Regexp: unexspected splitting of string in several groups

Piet pit.grinja at gmx.de
Tue Jun 1 16:14:40 EDT 2004


"Robert Brewer" <fumanchu at amor.org> wrote in message news:<mailman.450.1086010426.6949.python-list at python.org>...
> Piet wrote:
> > vartype(width[,decimals]|list) further variable attributes.
> > Typical examples are:
> > char(30) binary
> > int(10) zerofill
> > float(3,2)...
> > I would like to extract the vartype, the bracketed string and the
> > further properties separately and thus defined the following regular
> > expression:
> > #snip
> > vartypePattern = re.compile("([a-zA-Z]+)(\(.*\))*([^(].*[^)])")
> > vartypeSplit = vartypePattern.match("float(3,2) not null")
> 
> You might try collecting the parentheses and "further attributes" into
> their own group:
> 
> >>> a = "char(30) binary"
> >>> b = "float"
> >>> pat = r"([a-zA-Z]+)((\(.*\))(.*))*"
> >>> re.match(pat, a).groups()
>  ('char', '(30) binary', '(30)', ' binary')
> >>> re.match(pat, b).groups()
> ('float', None, None, None)
Thanks for the tip.
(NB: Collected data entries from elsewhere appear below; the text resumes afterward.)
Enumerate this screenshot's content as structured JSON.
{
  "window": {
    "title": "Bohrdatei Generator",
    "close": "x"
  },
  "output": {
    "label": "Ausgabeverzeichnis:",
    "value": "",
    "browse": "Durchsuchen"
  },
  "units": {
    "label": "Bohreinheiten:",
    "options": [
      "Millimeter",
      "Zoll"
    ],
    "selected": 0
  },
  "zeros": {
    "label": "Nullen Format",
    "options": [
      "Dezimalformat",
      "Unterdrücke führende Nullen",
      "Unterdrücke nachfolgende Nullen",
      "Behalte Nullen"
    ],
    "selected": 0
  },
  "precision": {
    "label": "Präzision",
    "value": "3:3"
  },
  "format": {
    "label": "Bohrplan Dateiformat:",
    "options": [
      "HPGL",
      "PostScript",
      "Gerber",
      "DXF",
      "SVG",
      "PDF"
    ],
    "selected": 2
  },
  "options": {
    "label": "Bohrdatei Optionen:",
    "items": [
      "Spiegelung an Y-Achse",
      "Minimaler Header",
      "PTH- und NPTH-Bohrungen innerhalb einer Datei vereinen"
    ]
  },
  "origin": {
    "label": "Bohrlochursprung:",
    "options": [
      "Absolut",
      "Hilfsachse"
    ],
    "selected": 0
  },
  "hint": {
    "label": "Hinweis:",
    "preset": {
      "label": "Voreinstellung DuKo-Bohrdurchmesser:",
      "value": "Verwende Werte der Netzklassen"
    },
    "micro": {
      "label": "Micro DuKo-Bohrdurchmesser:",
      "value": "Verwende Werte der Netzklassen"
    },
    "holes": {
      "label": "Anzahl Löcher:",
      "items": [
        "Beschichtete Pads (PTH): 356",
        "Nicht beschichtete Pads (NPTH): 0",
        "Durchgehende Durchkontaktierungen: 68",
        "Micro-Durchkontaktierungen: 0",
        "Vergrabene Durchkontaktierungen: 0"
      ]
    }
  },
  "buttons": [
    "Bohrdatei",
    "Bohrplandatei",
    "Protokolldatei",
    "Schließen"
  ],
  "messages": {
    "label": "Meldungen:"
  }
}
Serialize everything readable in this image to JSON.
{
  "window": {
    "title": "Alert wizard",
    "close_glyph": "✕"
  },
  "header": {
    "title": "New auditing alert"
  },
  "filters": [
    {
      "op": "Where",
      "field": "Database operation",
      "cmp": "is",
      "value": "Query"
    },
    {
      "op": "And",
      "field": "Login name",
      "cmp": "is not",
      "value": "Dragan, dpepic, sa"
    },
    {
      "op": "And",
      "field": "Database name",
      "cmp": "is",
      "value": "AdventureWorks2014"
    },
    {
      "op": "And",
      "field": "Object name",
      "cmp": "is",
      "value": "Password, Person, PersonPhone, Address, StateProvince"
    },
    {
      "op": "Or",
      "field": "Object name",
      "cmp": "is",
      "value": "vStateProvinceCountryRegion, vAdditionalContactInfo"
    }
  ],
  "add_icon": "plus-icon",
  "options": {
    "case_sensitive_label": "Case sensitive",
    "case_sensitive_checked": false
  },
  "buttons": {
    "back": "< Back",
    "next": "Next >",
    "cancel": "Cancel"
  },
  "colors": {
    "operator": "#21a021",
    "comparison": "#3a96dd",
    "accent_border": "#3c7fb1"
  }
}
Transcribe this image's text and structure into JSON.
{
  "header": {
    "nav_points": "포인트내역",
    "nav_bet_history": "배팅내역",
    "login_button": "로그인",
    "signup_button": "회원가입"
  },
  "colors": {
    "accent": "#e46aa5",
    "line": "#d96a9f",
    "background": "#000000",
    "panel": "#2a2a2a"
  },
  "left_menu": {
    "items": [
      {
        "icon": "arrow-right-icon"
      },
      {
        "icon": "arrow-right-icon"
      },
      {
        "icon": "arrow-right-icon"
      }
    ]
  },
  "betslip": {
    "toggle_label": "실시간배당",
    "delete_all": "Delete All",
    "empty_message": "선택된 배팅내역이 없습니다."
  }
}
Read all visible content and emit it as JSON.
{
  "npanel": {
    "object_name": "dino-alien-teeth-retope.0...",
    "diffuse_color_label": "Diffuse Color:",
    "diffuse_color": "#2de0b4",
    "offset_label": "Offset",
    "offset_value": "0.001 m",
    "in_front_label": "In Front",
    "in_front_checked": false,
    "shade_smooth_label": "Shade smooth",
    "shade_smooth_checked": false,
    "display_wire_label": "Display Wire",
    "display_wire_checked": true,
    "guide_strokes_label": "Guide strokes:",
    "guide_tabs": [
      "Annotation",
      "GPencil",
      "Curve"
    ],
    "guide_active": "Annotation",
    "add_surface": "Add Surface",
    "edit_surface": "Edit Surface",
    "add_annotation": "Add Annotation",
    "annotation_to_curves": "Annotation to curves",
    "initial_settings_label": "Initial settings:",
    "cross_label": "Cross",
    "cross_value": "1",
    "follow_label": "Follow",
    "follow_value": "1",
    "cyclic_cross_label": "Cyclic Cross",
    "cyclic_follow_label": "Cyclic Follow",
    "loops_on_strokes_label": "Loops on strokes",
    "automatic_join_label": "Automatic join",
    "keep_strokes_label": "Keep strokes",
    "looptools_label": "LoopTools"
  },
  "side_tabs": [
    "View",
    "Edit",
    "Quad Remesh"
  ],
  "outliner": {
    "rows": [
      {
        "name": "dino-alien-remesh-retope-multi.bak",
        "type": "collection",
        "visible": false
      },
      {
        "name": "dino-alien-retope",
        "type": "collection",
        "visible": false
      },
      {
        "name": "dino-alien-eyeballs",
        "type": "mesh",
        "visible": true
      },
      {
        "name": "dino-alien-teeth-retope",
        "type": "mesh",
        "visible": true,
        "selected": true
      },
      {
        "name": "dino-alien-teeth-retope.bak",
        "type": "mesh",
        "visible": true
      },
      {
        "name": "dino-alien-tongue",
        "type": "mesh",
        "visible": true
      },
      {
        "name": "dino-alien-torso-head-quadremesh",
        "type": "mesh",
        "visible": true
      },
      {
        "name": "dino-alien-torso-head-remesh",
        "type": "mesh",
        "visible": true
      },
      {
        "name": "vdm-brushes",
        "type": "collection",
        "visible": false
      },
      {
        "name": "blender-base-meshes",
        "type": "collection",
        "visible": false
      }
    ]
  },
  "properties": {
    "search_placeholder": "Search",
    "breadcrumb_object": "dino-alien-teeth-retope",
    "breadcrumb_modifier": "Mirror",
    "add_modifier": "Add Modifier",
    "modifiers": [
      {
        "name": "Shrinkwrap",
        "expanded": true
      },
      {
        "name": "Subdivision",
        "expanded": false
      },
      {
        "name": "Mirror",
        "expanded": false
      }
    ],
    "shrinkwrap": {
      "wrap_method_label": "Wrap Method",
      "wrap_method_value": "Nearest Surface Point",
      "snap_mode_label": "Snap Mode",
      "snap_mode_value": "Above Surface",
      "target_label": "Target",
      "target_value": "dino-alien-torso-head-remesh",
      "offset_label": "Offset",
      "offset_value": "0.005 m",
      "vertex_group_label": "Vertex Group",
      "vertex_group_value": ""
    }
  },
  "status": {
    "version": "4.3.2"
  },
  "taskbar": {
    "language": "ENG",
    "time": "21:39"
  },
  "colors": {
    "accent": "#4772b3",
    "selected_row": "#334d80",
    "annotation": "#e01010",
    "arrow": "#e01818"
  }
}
The concept of "nested groups" in regexes seems
interesting. I tried that approach in a much simpler version in the
beginning and was heavily irritated by the fact that some parts of the
string are returned twice. Sure the result can be unambiguously
evaluated, but I preferred a "one group for one match". What finally
worked for me was

vartypePattern = re.compile("([a-zA-Z]*)(?:\((.*)\))*(.*)")

Seems to be similar to the ideas proposed above. I will definitely
keep those in mind just in case I stumble over a special case that is
not correctly handled by the line above. Anyway, my admiration to
people who could qiuckly offer a solution for a problem that cost me
almost half a day to finally NOT work.